The first article attacked "the scientific method," concluding that what science proves might not be true after all and that experimentation is insufficient for settling beliefs about the world. The essay was widely discussed and criticized: see here, here, here, and here. I won't try to summarize the criticisms here, but they are worth reading.
The more recent essay narrows the focus to causal inferences. Basically, Lehrer argues that causes cannot be discovered using one-at-a-time inference techniques that treat the world as a mechanism reducible to its various parts. As an example of this, Lehrer uses the case of torcetrapib, a drug designed to improve cardiovascular health by increasing HDL cholesterol while decreasing LDL cholesterol. Lehrer points out that despite knowing a lot of things about how the cholesterol mechanism works, in human trials, torcetrapib turned out to cause heart attacks -- basically the opposite of what the manufacturers intended the drug to do. While torcetrapib did what it was supposed to do with respect to cholesterol, it also increased blood pressure. The total effect was to increase heart attack risk. And so, torcetrapib was not approved by the FDA.
The case is interesting, but the conclusion Lehrer draws is almost completely wrong. He writes:
The story of torcetrapib is a tale of mistaken causation. Pfizer was operating on the assumption that raising levels of HDL cholesterol and lowering LDL would lead to a predicatable outcome: Improved cardiovascular health. Less arterial plaque. Cleaner pipes. But that didn't happen.The only mistaken causation occurred before the human-subject trials. At that point, the researchers conjectured (reasonably) that the drug would reduce the risk of heart attack. They didn't realize that the drug increased blood pressure. But when they actually conducted the human experiment, they learned some causal facts: torcetrapib does not decrease the risk of heart attack, torcetrapib increases blood pressure, the effect of blood pressure on heart-attack risk is greater than the effect of cholesterol, etc.

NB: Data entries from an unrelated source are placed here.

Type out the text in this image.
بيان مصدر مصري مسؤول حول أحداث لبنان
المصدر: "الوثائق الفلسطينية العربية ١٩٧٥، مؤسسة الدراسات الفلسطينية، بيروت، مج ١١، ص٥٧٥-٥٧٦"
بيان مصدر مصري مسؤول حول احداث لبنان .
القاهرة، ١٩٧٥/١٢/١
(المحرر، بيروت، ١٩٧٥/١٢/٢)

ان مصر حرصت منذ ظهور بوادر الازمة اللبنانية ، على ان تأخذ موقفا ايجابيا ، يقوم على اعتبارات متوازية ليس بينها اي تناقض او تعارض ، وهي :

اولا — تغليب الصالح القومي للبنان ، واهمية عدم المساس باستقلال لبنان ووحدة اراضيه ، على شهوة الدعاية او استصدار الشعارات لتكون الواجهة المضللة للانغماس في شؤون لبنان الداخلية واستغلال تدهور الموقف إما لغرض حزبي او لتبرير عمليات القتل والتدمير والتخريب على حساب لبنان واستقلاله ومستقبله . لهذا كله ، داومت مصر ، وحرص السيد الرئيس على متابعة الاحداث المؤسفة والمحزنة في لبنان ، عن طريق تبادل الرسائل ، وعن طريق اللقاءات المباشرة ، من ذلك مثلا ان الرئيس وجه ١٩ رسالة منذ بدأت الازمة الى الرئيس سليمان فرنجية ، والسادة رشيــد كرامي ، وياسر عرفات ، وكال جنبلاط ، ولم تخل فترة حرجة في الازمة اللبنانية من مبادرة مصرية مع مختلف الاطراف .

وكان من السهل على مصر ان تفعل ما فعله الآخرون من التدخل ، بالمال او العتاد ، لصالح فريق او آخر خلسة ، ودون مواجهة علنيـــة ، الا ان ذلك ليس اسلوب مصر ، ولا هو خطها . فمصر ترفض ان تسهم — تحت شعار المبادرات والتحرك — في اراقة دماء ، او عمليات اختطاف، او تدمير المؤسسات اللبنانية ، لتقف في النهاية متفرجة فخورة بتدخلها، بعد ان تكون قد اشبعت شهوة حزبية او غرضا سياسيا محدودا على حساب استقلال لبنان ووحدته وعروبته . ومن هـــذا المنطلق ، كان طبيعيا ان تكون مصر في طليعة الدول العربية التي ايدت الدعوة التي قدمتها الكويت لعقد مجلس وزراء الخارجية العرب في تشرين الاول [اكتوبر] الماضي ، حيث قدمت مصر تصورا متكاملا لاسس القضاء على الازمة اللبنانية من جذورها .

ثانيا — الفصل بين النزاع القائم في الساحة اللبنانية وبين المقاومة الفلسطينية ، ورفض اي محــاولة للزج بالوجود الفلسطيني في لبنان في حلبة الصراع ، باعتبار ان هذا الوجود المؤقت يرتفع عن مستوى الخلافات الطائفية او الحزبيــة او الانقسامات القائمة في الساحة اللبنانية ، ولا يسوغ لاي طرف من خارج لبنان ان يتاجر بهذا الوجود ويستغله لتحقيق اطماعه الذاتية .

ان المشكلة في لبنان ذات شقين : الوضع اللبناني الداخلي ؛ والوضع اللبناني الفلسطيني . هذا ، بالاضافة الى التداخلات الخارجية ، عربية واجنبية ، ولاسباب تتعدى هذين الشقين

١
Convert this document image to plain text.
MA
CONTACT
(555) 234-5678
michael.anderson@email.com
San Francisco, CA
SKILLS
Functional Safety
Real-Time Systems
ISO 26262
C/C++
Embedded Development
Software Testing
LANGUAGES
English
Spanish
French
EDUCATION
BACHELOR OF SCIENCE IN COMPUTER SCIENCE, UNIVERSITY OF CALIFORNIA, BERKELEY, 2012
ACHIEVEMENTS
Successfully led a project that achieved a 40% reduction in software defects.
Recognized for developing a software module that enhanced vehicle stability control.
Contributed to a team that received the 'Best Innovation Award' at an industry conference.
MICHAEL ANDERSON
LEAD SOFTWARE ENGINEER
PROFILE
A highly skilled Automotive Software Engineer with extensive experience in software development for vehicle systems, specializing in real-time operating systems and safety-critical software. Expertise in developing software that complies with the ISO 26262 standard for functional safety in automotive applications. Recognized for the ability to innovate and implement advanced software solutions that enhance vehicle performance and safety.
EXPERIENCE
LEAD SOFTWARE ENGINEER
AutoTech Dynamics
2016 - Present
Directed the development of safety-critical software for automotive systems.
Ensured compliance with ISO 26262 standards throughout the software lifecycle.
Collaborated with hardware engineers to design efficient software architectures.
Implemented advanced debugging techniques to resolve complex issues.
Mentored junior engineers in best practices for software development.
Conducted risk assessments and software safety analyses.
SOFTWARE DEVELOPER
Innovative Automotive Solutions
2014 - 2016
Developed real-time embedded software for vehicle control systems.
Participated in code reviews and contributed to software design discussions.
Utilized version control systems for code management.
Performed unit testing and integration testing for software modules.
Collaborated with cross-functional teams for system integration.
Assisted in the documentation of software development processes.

At best what Lehrer is illustrating is the law of unintended consequences. After all, the researchers didn't want or expect any of their subjects to die as a result of taking the drug.
But maybe Lehrer's mischaracterization of the result is not especially surprising. He doesn't do a very good job even with basic statistical tools, like p-values.
Researchers have developed an impressive system for testing these correlations. For the most part, they rely on an abstract measure known as statistical significance, invented by English mathematician Ronald Fisher in the 1920s. This test defines a “significant” result as any data point that would be produced by chance less than 5 percent of the time.And he doesn't even try to describe any more complicated statistical techniques for causal inference: no mention of Bayes' theorem, no causal Bayes nets, no causal Markov axiom, no potential outcomes, and no structural equation models. He doesn't even try to describe the logic behind causal inference by experimentation -- how or why isolation and intervention let us make causal inferences.
The fact that Lehrer says nothing about developments in causal inference is really unfortunate, since Lehrer defended his first essay in part by arguing that we should ask whether science can work better than it currently does. I think such a question is admirable, but then, why didn't Lehrer bother to look around and see whether anyone is busy developing a better way of thinking about causal inference? Opportunity wasted.